Little Rot
- Author: Akwaeke Emezi
- Original title: Little Rot
- Language: English
- Genre: Fiction
- Set in: Nigeria
- Publisher: Riverhead Books
- Publication date: 4 July 2024
- Pages: 288

= Little Rot =

2024 novel written by Akwaeke Emezi

Little Rot is a 2024 novel written by Nigerian writer Akwaeke Emezi. This novel follows five friends who become ensnared in a mess of sex, lies, and corruption.

== Synopsis ==
Little Rot is set in the "elite underbelly of a Nigerian city". The story is about five friends who expect a fun night but end up facing chaos and excitement. The novel tells of a long-term couple, Aima and Kalu, who break up after a long time together.

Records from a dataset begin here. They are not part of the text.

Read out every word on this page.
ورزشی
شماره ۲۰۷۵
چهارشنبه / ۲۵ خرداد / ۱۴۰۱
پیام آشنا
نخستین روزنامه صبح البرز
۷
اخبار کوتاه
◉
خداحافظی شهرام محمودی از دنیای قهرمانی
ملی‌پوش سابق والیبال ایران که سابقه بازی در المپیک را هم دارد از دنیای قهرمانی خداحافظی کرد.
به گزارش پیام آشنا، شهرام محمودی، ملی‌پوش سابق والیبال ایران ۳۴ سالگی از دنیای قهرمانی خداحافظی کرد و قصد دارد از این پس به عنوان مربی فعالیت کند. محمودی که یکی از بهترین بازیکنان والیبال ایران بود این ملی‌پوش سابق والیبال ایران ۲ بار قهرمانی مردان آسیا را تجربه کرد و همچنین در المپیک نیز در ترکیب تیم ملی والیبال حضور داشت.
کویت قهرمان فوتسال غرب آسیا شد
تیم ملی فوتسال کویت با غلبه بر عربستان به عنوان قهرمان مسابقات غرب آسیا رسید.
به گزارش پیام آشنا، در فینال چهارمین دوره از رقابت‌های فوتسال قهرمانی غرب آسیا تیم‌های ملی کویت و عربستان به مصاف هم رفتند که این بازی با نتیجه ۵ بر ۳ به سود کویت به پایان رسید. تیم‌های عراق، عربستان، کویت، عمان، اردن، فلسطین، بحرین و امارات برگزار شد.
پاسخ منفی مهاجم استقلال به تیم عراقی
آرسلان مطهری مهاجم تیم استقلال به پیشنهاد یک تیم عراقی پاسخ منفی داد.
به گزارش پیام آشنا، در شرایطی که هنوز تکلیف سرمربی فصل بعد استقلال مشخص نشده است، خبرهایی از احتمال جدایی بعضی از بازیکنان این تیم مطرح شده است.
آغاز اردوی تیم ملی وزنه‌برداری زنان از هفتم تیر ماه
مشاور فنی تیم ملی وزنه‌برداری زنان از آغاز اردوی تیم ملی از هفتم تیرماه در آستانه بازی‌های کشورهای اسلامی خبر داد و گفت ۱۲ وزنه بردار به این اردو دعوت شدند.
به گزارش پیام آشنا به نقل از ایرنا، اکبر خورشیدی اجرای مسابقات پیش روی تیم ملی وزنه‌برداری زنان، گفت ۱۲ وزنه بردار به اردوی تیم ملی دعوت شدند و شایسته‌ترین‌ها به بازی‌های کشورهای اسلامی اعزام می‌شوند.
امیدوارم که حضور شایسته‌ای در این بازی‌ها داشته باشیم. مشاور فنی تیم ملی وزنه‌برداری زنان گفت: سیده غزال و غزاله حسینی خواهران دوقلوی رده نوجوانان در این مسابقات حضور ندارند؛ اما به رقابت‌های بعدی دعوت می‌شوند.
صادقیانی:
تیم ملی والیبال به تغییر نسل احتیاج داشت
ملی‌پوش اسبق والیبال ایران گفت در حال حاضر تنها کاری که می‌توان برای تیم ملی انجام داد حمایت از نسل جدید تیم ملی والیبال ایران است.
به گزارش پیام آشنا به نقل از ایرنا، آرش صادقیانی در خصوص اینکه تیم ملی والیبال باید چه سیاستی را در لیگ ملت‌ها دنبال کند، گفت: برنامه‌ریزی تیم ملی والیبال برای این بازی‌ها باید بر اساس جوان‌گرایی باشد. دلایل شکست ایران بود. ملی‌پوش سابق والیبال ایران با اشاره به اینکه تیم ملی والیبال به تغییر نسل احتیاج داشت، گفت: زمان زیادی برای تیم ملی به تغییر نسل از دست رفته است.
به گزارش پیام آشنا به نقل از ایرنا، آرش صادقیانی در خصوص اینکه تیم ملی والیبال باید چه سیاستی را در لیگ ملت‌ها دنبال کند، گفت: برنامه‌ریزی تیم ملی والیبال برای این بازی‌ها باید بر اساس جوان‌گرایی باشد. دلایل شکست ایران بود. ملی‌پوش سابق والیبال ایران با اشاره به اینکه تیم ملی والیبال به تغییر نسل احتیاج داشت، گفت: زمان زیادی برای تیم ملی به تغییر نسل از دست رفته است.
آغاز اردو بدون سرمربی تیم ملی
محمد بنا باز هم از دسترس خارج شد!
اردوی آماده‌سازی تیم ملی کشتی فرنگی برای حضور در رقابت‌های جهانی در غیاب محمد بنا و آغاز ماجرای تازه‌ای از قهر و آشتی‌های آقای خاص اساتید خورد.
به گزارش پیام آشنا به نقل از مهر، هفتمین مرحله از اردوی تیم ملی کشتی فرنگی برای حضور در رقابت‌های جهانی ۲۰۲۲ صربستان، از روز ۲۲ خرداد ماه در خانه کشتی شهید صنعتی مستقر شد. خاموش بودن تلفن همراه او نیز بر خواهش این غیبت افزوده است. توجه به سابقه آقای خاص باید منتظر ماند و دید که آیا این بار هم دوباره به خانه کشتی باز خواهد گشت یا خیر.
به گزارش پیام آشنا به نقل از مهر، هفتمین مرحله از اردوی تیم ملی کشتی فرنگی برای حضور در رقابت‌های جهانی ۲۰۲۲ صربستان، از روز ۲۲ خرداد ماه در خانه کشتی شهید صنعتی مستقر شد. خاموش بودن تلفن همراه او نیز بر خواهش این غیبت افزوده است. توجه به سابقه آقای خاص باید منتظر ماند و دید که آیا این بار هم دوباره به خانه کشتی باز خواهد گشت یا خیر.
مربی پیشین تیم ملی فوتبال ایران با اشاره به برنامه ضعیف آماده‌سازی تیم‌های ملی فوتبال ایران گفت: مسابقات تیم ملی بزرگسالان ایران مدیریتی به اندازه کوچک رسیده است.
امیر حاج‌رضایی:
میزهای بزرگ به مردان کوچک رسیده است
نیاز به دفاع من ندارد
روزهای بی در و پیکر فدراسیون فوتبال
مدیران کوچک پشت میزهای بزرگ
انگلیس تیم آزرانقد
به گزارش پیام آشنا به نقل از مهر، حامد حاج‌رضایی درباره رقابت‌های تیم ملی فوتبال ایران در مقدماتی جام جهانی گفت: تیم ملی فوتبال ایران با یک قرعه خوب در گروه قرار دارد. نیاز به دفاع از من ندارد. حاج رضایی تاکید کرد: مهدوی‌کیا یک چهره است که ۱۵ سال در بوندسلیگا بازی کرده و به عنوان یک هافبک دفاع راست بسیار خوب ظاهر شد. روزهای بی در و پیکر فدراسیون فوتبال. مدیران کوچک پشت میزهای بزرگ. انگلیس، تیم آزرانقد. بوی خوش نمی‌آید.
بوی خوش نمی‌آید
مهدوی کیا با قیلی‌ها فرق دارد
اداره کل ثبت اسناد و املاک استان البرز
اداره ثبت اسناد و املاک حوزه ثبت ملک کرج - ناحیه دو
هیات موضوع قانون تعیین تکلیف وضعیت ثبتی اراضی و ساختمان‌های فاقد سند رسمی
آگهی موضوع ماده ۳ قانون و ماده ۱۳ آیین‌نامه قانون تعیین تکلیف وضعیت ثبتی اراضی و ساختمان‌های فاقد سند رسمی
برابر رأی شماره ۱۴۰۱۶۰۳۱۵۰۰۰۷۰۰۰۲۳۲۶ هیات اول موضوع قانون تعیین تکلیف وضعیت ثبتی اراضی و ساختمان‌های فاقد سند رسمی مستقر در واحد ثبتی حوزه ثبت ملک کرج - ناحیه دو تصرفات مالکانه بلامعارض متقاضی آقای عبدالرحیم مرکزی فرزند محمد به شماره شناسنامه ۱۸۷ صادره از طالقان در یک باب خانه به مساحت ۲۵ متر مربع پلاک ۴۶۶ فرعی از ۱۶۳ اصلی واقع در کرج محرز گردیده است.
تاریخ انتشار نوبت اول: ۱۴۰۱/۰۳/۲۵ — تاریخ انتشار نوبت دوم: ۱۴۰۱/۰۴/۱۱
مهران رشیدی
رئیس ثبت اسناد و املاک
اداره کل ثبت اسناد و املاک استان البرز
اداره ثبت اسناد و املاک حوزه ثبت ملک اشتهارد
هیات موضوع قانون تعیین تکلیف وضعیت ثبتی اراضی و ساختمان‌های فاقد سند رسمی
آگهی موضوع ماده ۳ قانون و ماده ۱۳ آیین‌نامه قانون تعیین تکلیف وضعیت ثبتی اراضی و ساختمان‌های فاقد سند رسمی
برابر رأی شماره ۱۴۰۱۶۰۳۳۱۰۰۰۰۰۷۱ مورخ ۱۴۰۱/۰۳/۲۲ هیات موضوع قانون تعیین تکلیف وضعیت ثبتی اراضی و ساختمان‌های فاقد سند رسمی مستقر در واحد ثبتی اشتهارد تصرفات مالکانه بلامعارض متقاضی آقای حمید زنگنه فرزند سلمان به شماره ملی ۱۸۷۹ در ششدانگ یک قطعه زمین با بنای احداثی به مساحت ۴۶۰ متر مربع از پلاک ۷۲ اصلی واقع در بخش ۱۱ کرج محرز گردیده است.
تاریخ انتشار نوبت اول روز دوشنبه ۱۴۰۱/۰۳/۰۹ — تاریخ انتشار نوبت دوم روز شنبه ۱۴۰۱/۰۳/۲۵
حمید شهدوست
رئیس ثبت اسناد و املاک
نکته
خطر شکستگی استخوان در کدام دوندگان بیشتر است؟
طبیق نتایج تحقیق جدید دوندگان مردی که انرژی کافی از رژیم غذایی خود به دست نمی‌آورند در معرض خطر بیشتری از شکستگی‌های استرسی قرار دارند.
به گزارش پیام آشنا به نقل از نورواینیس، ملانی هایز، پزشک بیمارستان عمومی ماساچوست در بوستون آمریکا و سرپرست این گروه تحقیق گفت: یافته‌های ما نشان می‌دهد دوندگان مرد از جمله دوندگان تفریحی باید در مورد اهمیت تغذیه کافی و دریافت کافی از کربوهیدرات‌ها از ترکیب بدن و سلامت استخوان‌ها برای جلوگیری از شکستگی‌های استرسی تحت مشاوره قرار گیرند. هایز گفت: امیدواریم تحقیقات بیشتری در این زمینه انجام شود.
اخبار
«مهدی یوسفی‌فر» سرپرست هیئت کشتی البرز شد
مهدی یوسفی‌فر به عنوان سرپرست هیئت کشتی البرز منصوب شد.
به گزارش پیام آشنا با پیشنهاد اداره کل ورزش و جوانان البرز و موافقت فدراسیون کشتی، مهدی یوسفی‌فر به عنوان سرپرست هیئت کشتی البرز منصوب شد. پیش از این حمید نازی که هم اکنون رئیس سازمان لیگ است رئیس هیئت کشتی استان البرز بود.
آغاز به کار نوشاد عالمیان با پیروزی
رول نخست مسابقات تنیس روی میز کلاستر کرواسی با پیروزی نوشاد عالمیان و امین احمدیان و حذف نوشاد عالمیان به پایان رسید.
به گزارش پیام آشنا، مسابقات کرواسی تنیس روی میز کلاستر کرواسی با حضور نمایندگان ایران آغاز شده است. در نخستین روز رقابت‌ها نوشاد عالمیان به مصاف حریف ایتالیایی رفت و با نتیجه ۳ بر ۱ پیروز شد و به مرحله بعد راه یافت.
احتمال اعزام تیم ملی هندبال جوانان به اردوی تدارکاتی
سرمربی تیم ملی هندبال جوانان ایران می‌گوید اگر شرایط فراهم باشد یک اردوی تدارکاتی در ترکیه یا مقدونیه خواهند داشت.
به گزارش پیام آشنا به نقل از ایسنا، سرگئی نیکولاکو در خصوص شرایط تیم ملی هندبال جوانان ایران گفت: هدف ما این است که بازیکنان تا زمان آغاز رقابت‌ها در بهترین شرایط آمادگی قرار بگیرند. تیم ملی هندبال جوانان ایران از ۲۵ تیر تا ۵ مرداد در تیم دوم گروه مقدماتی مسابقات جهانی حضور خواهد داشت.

Kalu, disturbed from his recent breakup with his partner Aima, attends a sex party thrown by a close friend of his, Ahmed. Little did he know, this choice would bring chaos and an unexpected, drastic shift in his life and his friends. In the midst of it all, two Nigerian sex workers, Ola and Suoraya, visiting from Kuala Lumpur, become entangled in the unfolding drama. Their drama sees them tangled in the city's shady underworld and a need to escape the dangerous threat.

== Characters ==
- Aima is the girlfriend of Kalu, whose decision brought chaos.
- Kalu is the boyfriend, who was hurt by the break up with his girlfriend.
- Ahmed is Kalu's best friend, who sets up the sex party.
- Ola is a sex worker who got entangled in the web of sex, lies, and corruption.
- Suoraya is a sex worker who got entangled in the web of sex, lies, and corruption.

== Reception ==
Chelsea Leu of The New York Times described the novel's ending as "particularly in the stomach-turning and dramatically perfect final twist that drags even the reader into complicity". Carol V. Bell, writing for the Los Angeles Times described Little Rot as "...a thrilling but difficult descent into darkness".

Chicago Review of Books and Kirkus Reviews stated, "Little Rot will take you on a pulsing ride beneath the surfaces of people, places, and things," and that it is " a contemporary romance for cynics and nihilists", respectively.